Damian Gerow wrote:
> Thus spake Melameth, Daniel D. ([EMAIL PROTECTED]) [13/05/06
> 20:06]: 
> > It would seem altq wants a bandwidth declaration.  However, from
> > man 5 pf.conf: 
> > 
> >     If bandwidth is not specified, the interface bandwidth is used.
> 
> And OpenBSD complains bitterly when not defining the bandwidth on a
> pppoe virtual interface: 
> 
>     # pfctl -F queue -f /etc/pf.conf
>     altq cleared
>     cannot determine interface bandwidth for pppoe0, specify an
>     absolute bandwidth
>     altq not defined on pppoe0
>     /etc/pf.conf:73: errors in queue definition
>     <more specific queue errors here>
>     pfctl: Syntax error in config file: pf rules not loaded
>     #

Perhaps the man page should be updated, but this doesn't appear to be
anything major and the message is quite verbose.

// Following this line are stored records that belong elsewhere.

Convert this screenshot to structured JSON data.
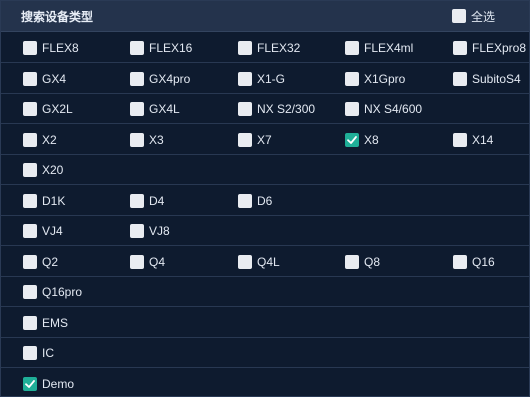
{
  "header": {
    "title": "搜索设备类型",
    "select_all_label": "全选",
    "select_all_checked": false
  },
  "rows": [
    {
      "items": [
        {
          "label": "FLEX8",
          "checked": false
        },
        {
          "label": "FLEX16",
          "checked": false
        },
        {
          "label": "FLEX32",
          "checked": false
        },
        {
          "label": "FLEX4ml",
          "checked": false
        },
        {
          "label": "FLEXpro8",
          "checked": false
        }
      ]
    },
    {
      "items": [
        {
          "label": "GX4",
          "checked": false
        },
        {
          "label": "GX4pro",
          "checked": false
        },
        {
          "label": "X1-G",
          "checked": false
        },
        {
          "label": "X1Gpro",
          "checked": false
        },
        {
          "label": "SubitoS4",
          "checked": false
        }
      ]
    },
    {
      "items": [
        {
          "label": "GX2L",
          "checked": false
        },
        {
          "label": "GX4L",
          "checked": false
        },
        {
          "label": "NX S2/300",
          "checked": false
        },
        {
          "label": "NX S4/600",
          "checked": false
        }
      ]
    },
    {
      "items": [
        {
          "label": "X2",
          "checked": false
        },
        {
          "label": "X3",
          "checked": false
        },
        {
          "label": "X7",
          "checked": false
        },
        {
          "label": "X8",
          "checked": true
        },
        {
          "label": "X14",
          "checked": false
        }
      ]
    },
    {
      "items": [
        {
          "label": "X20",
          "checked": false
        }
      ]
    },
    {
      "items": [
        {
          "label": "D1K",
          "checked": false
        },
        {
          "label": "D4",
          "checked": false
        },
        {
          "label": "D6",
          "checked": false
        }
      ]
    },
    {
      "items": [
        {
          "label": "VJ4",
          "checked": false
        },
        {
          "label": "VJ8",
          "checked": false
        }
      ]
    },
    {
      "items": [
        {
          "label": "Q2",
          "checked": false
        },
        {
          "label": "Q4",
          "checked": false
        },
        {
          "label": "Q4L",
          "checked": false
        },
        {
          "label": "Q8",
          "checked": false
        },
        {
          "label": "Q16",
          "checked": false
        }
      ]
    },
    {
      "items": [
        {
          "label": "Q16pro",
          "checked": false
        }
      ]
    },
    {
      "items": [
        {
          "label": "EMS",
          "checked": false
        }
      ]
    },
    {
      "items": [
        {
          "label": "IC",
          "checked": false
        }
      ]
    },
    {
      "items": [
        {
          "label": "Demo",
          "checked": true
        }
      ]
    }
  ]
}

> > In any event, all my priq queues appear to simply be prioritized
> > and the overall outbound bandwidth of all queues, collectively,
> > never exceeds the altq bandwidth keyword--and this works well for
> > me with the exception of the annoying PR 4312.
> 
> The way I'm reading 4312 is that priq is doing something it isn't
> supposed to do -- bandwidth throttling.  No? 
> 
> And yes, it looks like I've run into 4312 as well.  Annoying.
> 
> The answer to my previous question leads me to one followup:
> 
> My altq definition:
> 
>     altq on $ext_if priq bandwidth 700Kb queue { default, high,
>     bittorrent, vpn, pubservices } queue default priority 3
>     priq(default) queue high priority 7
>     queue bittorrent priority 0
>     queue vpn priority 4
>     queue pubservices priority 5

> As priq seems to be doing bandwidth throttling, does this not place
> an artificial bandwidth restriction of 700Kb/s on my /inbound/
> traffic as well (which is something more in the order of a raw
> 3Mbps)?  Yes, I fully recognize that by the time it gets here it's
> already traversed the pipe, but if altq only allows the OS to process
> at 700Kbps, then the pipe is effectively 700Kbps.     
> 
> (FWIW, I've done a few bandwidth tests that conradict that directly
> -- i.e. 
> I transfer close to the practical maximum of 3Mbps, not the
> artificial maximum of 700Kbps.  Hence my question.) 

"Altq" is doing the bandwidth throttling for all queues on the
interface.  Since priq cannot do bandwidth throttling on its individual
queues, it just does scheduling.  As discussed in the past, altq only
work on outbound packets so this will not, directly, throttle your
download speed unless you apply it on your internal interface (with some
caveats.)

At least that's how I understand it.